I faltered, 'You mean like a date?'
She was at the door.
'No, I meant like consolation.'
'I don't need consolation.'
As she headed down the stairs she threw back, 'I wasn't talking about you.'
I was restless after she left, not knowing what to think. I picked up a book, opened it at random, read:
. . . if once a man indulges in murder, very soon he comes to think little of robbing, and from robbing, he next comes to drinking and Sabbath-breaking, and from that to incivility and procrastination . . .
The hell was this? Looked at the author: Thomas de Quincey.
Vinny, from Charly Byrnes's bookshop, had recently dropped me off a pile of books. A lot of them looked old and Vinny had said, 'Some of those volumes, the same age as yerself.'
I put the volume aside and figured the only one of that list remaining for me was procrastination. But if you factored in my total lack of dealing with whoever had shot Cody, I guess I had that pretty well covered too. I knew I should really be out there, giving my full attention to finding the shooter, but I was afraid. What if it was Cathy, Jeff's wife? I'd destroyed her daughter and husband, her whole life.
I took one of Gina's pills and waited, my mind in the dead place, and thought, 'These aren't worth a shite.'
Decided to lie down anyway, and slept for eighteen hours. If I had any dreams I don't recall them, but you can be sure they weren't the skip and jig variety. They never were.
The soaked-in-sweat sheets on my awakening testified to that. Business as usual.
As I'd slept, they were fishing Eoin Heaton's body out of the canal. His days of dog investigations were over.
16
'If you carry a cross in your pocket,
no harm will come to you.'
When I came to, the first feeling I had was relief that I hadn't drunk. Then I checked the clock and realized with alarm I'd been out for nigh on eighteen hours, and . . . I was hungry.

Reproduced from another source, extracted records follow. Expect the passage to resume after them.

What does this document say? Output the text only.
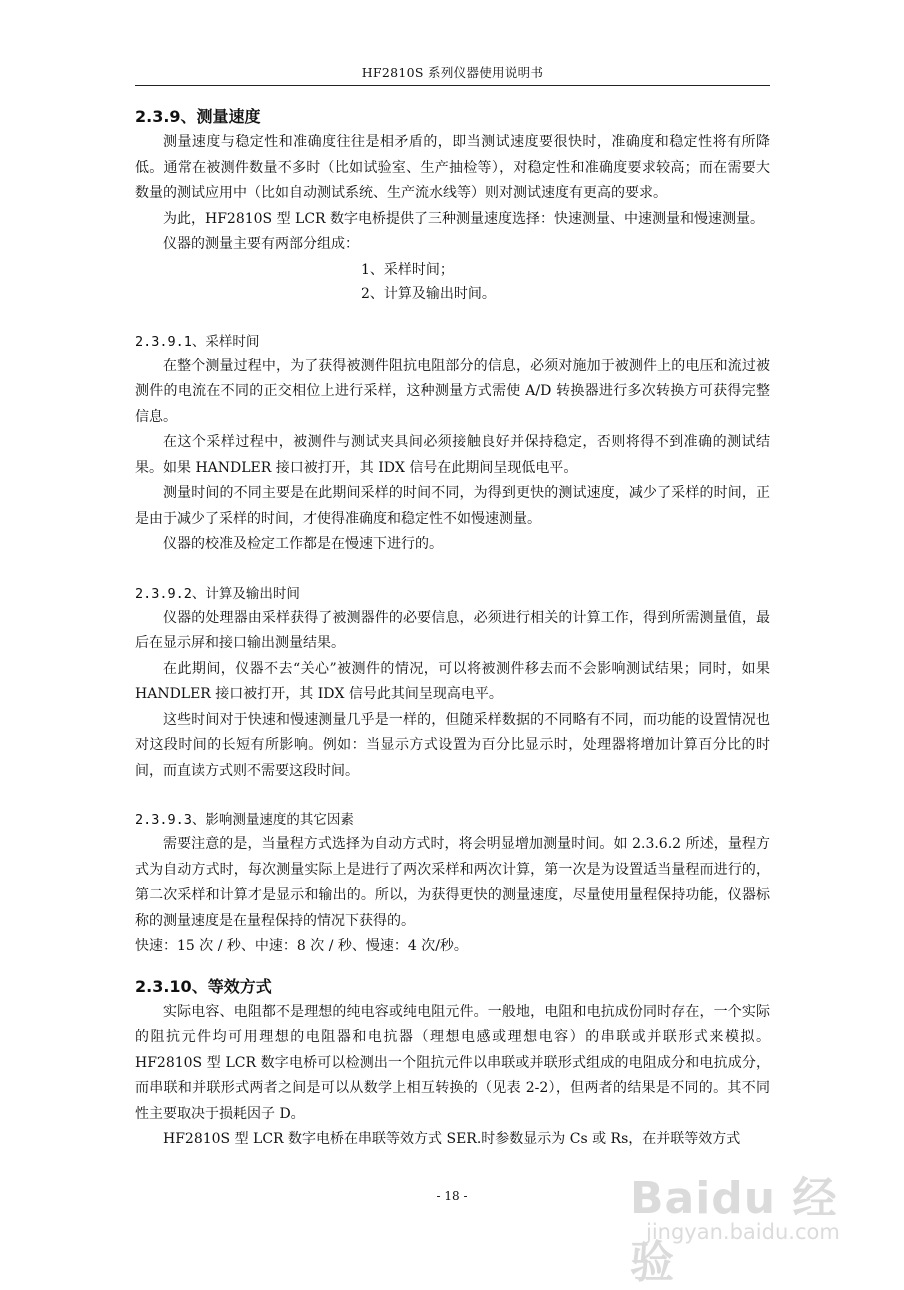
HF2810S 系列仪器使用说明书
2.3.9、测量速度

测量速度与稳定性和准确度往往是相矛盾的，即当测试速度要很快时，准确度和稳定性将有所降低。通常在被测件数量不多时（比如试验室、生产抽检等），对稳定性和准确度要求较高；而在需要大数量的测试应用中（比如自动测试系统、生产流水线等）则对测试速度有更高的要求。

为此，HF2810S 型 LCR 数字电桥提供了三种测量速度选择：快速测量、中速测量和慢速测量。

仪器的测量主要有两部分组成：

1、采样时间；
2、计算及输出时间。
2.3.9.1、采样时间

在整个测量过程中，为了获得被测件阻抗电阻部分的信息，必须对施加于被测件上的电压和流过被测件的电流在不同的正交相位上进行采样，这种测量方式需使 A/D 转换器进行多次转换方可获得完整信息。

在这个采样过程中，被测件与测试夹具间必须接触良好并保持稳定，否则将得不到准确的测试结果。如果 HANDLER 接口被打开，其 IDX 信号在此期间呈现低电平。

测量时间的不同主要是在此期间采样的时间不同，为得到更快的测试速度，减少了采样的时间，正是由于减少了采样的时间，才使得准确度和稳定性不如慢速测量。

仪器的校准及检定工作都是在慢速下进行的。

2.3.9.2、计算及输出时间

仪器的处理器由采样获得了被测器件的必要信息，必须进行相关的计算工作，得到所需测量值，最后在显示屏和接口输出测量结果。

在此期间，仪器不去“关心”被测件的情况，可以将被测件移去而不会影响测试结果；同时，如果 HANDLER 接口被打开，其 IDX 信号此其间呈现高电平。

这些时间对于快速和慢速测量几乎是一样的，但随采样数据的不同略有不同，而功能的设置情况也对这段时间的长短有所影响。例如：当显示方式设置为百分比显示时，处理器将增加计算百分比的时间，而直读方式则不需要这段时间。

2.3.9.3、影响测量速度的其它因素

需要注意的是，当量程方式选择为自动方式时，将会明显增加测量时间。如 2.3.6.2 所述，量程方式为自动方式时，每次测量实际上是进行了两次采样和两次计算，第一次是为设置适当量程而进行的，第二次采样和计算才是显示和输出的。所以，为获得更快的测量速度，尽量使用量程保持功能，仪器标称的测量速度是在量程保持的情况下获得的。

快速：15 次 / 秒、中速：8 次 / 秒、慢速：4 次/秒。

2.3.10、等效方式

实际电容、电阻都不是理想的纯电容或纯电阻元件。一般地，电阻和电抗成份同时存在，一个实际的阻抗元件均可用理想的电阻器和电抗器（理想电感或理想电容）的串联或并联形式来模拟。HF2810S 型 LCR 数字电桥可以检测出一个阻抗元件以串联或并联形式组成的电阻成分和电抗成分，而串联和并联形式两者之间是可以从数学上相互转换的（见表 2-2），但两者的结果是不同的。其不同性主要取决于损耗因子 D。

HF2810S 型 LCR 数字电桥在串联等效方式 SER.时参数显示为 Cs 或 Rs，在并联等效方式

- 18 -	Baidu 经验
jingyan.baidu.com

My right hand was throbbing, but not as bad as I'd expected. The guy in the alley, how would he be doing? I showered, made some kick-arse coffee and dressed in a white shirt, clean jeans and a tweed jacket I'd bought in the charity shop. It had leather patches on the sleeves, and if I had a pipe I could pass for a character out of a John Cheever novel or a professor on the skids. While I'd been shaving, I'd risked looking at my eyes in the mirror. They didn't reflect a killer, but then they rarely do. Murderous bastards I'd met – and I've met more than my share – had real nice eyes.
I briefly listened to the news and they mentioned a man found in an alley, victim of a mugging, who was in intensive care. Did I give a sigh of relief?
No.
Headed out, taking my by now usual walk up to the top of the Square, to have a look at how the renovations were progressing.
They weren't.
And turning towards the city centre, walked past Faller's shop, stared with a pang of regret at the rows of gold Claddagh rings, then crossed the road and entered the Eyre Square Centre. They have a restaurant that still serves heart-attack food – fry ups, tons of cholesterol and no lecture. I ordered the special, the works, the whole clog-your-arteries mess: rashers, two fat sausages, black pudding, fried egg, round of toast, pot of tea. Got a table near the rear and was halfway through when my nemesis appeared.
Father Malachy.
He didn't ask to join me, just sat down, accused, 'Where have you been?'
I was mid bite of the second sausage so needed a second to answer. Malachy was, to pun heavily, fuming, as he couldn't smoke here. This was a lunatic who set the alarm to smoke in the small hours of the morning. Life for him was simply an irritation that occurred between cigarettes. He had the smoker's pallor, the heavy lined face and that slight wheezing that sounds almost like humming.